George smiled. “I believe in that kid.”
“He’s not a kid,” Cordelia said. That was her issue with Luca—he wasn’t a kid anymore, he was a man, and he ought to have a man’s job.
“No, I guess not,” George agreed. “But he knows what he wants and he’s going for it. He’s been studying.”
Cordelia was reminded of what she’d said to Luca that night in the family room, and she felt a sharp pain in her side. Oh, but she could be awful sometimes. Years ago, Margaret Sutton had told her she could slice right through a person without even knowing she’d done it. Well, she regretted what she’d said to her son. More than regretted—she hated herself for it. “You think this could actually work?” she asked curiously. “That he won’t throw all his money down a black sinkhole?”
George sighed. He put his hand on hers and patted it. “Every rancher in this state is trying to make something work, Delia. Ranching isn’t what it used to be. Who knows if it will work? But he’s got a great head on his shoulders, a good family to back him up, and most importantly, he has the desire. And let’s be honest—he never was going to be a nine-to-five kind of guy.”
George was right about that. Since he was a boy, Luca had always had big dreams and a vivid imagination.
Maybe she was the one who lacked imagination. She was the one who had pigeonholed him. Charlie used to tell her to let Luca have his head, that he’d run to something. She should have listened to Charlie.
Chapter Thirty
Karen made Luca stand in the front window of her living room and go over his note cards, as if he were addressing a crowd.
“I feel ridiculous,” Luca complained.
“Do you want to go out and give your speech without rehearsing?” Karen asked.
He did not want to do that.
“Let’s do this,” she said, and propped her feet on an ottoman. “I don’t have a lot of time. I have a hair appointment so I’ll look good tonight.” She beamed at him.
Luca took a breath. He began to recite his speech. He had note cards that he read from to remind him of the points he wanted to make. It was a short speech, thankfully, and Karen kept barking at him to stop moving around, to make eye contact. After they’d gone through it three times and he’d nailed the last one, she stood up and applauded.

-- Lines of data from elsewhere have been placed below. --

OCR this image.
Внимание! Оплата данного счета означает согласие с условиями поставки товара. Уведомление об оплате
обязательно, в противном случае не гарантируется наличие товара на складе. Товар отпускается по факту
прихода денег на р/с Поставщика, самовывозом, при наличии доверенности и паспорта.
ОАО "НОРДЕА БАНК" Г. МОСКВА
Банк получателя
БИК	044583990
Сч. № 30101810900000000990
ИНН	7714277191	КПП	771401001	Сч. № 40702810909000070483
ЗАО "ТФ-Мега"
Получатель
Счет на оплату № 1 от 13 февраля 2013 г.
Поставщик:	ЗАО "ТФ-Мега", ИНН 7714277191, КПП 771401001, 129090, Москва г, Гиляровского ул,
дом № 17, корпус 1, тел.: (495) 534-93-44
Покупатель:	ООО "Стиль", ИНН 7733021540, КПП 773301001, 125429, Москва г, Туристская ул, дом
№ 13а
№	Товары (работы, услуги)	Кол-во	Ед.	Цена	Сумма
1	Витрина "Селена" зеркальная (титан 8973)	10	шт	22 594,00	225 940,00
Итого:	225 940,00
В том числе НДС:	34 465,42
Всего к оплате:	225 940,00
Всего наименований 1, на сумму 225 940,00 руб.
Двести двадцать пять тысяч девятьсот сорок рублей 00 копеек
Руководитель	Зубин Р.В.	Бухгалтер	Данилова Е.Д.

Luca bowed grandly. “Thank you.”
“I am busting my buttons I’m so proud of you. I wish your dad was here to see you.”
“Me, too,” Luca said.
“Well, you go home and do whatever it is people do at enormous ranches to prepare for big events. But I want you to take a moment today to think about what you’ve accomplished, Luca. It was no small feat to pull off this fund-raiser and learn to read all at the same time. Most people would have crumbled.”
He didn’t know about that, but Luca promised her he would reflect on it. He was proud of himself. Only a few months ago he would never have believed this day would come. What he and Brandon had worked so hard to build might actually come to fruition. And he, hopefully, would put to bed the rumors that he couldn’t read.
He’d worked hard for this moment, and yet, it was tarnished because Ella had given him the boot. He never knew it could hurt so bad. He wondered if he’d ever hurt someone as deeply as this.
He hadn’t slept worth a damn since he drove away from her house. He’d paced his loft, thinking back on every word. Should he have seen it coming? Did he push her? Did he do something to turn her off? Was it possible that he misread things so completely? Because it had seemed to him they were on the verge of something pretty amazing that night in his loft. They’d had great conversations, and their bedroom was on fire.